Here I don’t know how to remove the hot/dead pixels. They do go away if I push luma denoise to the maximum but that also means that the picture is quite blurred.

Look at 100%. It looks like there were stars in the sky, but the picture is actually too smooth/blurred in the lighter zones.

This is how to unedited raw looks on my screen:


Anyway, RT is much better with these raws, and dt probably even better. With the raws from my Olympus camera, the difference is not this big.

fwiw noise-profile.sh thinks these are the right values:

even though the fit seems to be a bit wonky (line should match the red samples):

and yes, there’s absolutely nothing in place against stuck pixels/impulse noise.

edit: some spikes get a little better if you set denoise strength to 10.

I don’t understand. How can noise-profile.sh work if there is no Exif data (i.e. no ISO value)?

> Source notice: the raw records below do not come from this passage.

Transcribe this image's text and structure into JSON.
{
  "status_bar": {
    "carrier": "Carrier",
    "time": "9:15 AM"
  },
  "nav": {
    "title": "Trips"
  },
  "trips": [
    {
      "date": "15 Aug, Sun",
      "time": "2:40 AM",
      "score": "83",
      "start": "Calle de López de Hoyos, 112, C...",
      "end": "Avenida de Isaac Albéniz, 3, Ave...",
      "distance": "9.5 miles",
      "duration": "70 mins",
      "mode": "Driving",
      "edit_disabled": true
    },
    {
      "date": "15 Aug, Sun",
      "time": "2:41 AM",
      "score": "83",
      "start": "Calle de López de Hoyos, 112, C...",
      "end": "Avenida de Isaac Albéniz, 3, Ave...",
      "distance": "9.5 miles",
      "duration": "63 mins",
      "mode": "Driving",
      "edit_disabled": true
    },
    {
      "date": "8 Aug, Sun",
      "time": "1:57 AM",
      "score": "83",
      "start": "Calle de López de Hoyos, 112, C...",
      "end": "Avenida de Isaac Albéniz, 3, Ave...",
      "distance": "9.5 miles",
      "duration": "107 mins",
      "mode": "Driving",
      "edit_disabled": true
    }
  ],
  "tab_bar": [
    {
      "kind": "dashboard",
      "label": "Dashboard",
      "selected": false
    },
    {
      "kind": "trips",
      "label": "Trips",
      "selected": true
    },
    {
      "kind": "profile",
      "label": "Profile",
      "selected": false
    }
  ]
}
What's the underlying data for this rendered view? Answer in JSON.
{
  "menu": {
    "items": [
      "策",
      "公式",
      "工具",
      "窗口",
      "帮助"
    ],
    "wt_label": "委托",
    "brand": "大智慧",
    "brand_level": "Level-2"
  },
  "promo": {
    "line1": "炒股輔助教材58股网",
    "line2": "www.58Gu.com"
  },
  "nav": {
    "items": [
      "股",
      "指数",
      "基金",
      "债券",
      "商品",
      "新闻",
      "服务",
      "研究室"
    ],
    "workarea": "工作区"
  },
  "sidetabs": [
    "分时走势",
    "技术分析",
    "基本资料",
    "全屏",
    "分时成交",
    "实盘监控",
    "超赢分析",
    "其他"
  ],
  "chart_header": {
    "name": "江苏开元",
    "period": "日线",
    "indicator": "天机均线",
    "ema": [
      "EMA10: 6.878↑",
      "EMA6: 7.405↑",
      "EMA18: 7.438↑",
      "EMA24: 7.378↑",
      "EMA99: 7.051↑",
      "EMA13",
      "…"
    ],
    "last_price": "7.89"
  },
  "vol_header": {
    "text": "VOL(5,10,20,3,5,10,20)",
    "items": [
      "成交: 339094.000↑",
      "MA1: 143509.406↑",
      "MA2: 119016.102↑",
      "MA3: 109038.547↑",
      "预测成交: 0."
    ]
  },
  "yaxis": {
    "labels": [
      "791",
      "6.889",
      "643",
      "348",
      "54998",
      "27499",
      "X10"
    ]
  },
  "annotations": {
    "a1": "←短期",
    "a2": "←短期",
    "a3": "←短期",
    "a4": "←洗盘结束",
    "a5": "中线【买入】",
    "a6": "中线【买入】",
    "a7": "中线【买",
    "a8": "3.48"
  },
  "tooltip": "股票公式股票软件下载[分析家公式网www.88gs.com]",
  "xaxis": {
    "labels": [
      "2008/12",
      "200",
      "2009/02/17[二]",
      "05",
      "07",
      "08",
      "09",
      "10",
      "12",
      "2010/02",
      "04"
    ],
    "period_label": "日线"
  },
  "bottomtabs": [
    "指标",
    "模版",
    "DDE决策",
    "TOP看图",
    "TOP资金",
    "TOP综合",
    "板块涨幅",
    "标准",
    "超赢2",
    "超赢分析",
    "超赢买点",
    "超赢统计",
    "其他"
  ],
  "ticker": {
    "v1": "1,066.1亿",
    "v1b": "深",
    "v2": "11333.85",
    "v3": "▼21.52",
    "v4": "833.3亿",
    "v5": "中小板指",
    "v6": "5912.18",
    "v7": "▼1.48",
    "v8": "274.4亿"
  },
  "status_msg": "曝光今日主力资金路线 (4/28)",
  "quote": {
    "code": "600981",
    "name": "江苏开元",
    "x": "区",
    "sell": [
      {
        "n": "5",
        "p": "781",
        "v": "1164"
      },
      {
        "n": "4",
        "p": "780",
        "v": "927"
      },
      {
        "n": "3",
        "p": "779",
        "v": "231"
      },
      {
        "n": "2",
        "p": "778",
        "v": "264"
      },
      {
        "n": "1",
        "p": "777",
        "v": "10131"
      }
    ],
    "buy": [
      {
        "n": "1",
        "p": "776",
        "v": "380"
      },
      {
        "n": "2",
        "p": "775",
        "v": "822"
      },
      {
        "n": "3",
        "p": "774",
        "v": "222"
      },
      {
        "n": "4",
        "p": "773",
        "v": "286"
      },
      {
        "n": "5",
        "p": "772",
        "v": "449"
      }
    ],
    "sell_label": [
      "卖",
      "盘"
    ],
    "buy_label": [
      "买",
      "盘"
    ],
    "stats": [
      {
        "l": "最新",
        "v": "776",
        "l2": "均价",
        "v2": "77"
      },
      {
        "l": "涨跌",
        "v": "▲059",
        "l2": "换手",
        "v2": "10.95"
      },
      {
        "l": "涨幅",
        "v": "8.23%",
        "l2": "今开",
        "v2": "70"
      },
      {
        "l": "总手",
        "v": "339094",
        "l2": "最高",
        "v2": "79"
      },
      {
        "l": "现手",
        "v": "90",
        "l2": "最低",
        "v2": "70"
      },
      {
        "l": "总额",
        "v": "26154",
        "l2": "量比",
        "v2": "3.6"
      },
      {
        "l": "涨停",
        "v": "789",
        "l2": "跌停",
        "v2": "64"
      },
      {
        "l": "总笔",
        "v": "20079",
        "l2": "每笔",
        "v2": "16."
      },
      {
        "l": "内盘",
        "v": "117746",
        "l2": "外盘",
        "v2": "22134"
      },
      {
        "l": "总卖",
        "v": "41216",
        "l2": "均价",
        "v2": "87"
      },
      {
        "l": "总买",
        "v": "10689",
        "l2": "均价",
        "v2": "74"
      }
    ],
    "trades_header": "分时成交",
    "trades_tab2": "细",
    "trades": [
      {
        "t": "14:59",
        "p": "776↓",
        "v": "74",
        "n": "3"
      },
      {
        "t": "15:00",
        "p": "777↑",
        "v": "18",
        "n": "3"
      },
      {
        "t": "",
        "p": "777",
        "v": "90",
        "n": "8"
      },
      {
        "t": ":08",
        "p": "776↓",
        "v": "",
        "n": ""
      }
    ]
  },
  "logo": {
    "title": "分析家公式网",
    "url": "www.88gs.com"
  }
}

So is it necessary to create a noise profile for every photo from this camera?

I found open camera dng were a bit different at least when used on my pixel. they are much larger and have no preview.
.they appeared to be an uncompressed tiff essentially…I found that they seemed to come out quite a bit differently wrt WB and colors as well…I never looked at noise …maybe I will go back and check them…

ah, that: the exif data is just a gui/convenience thing to pull out previously profiled values by camera and iso value. you can of course generate a profile just fine without exif data (just not automatically load it for an image). you can always connect i-rawrawhistdisplay as i have done in the screenshot above to check the red spots (variance measurements) against the white curve (noise model from the two values).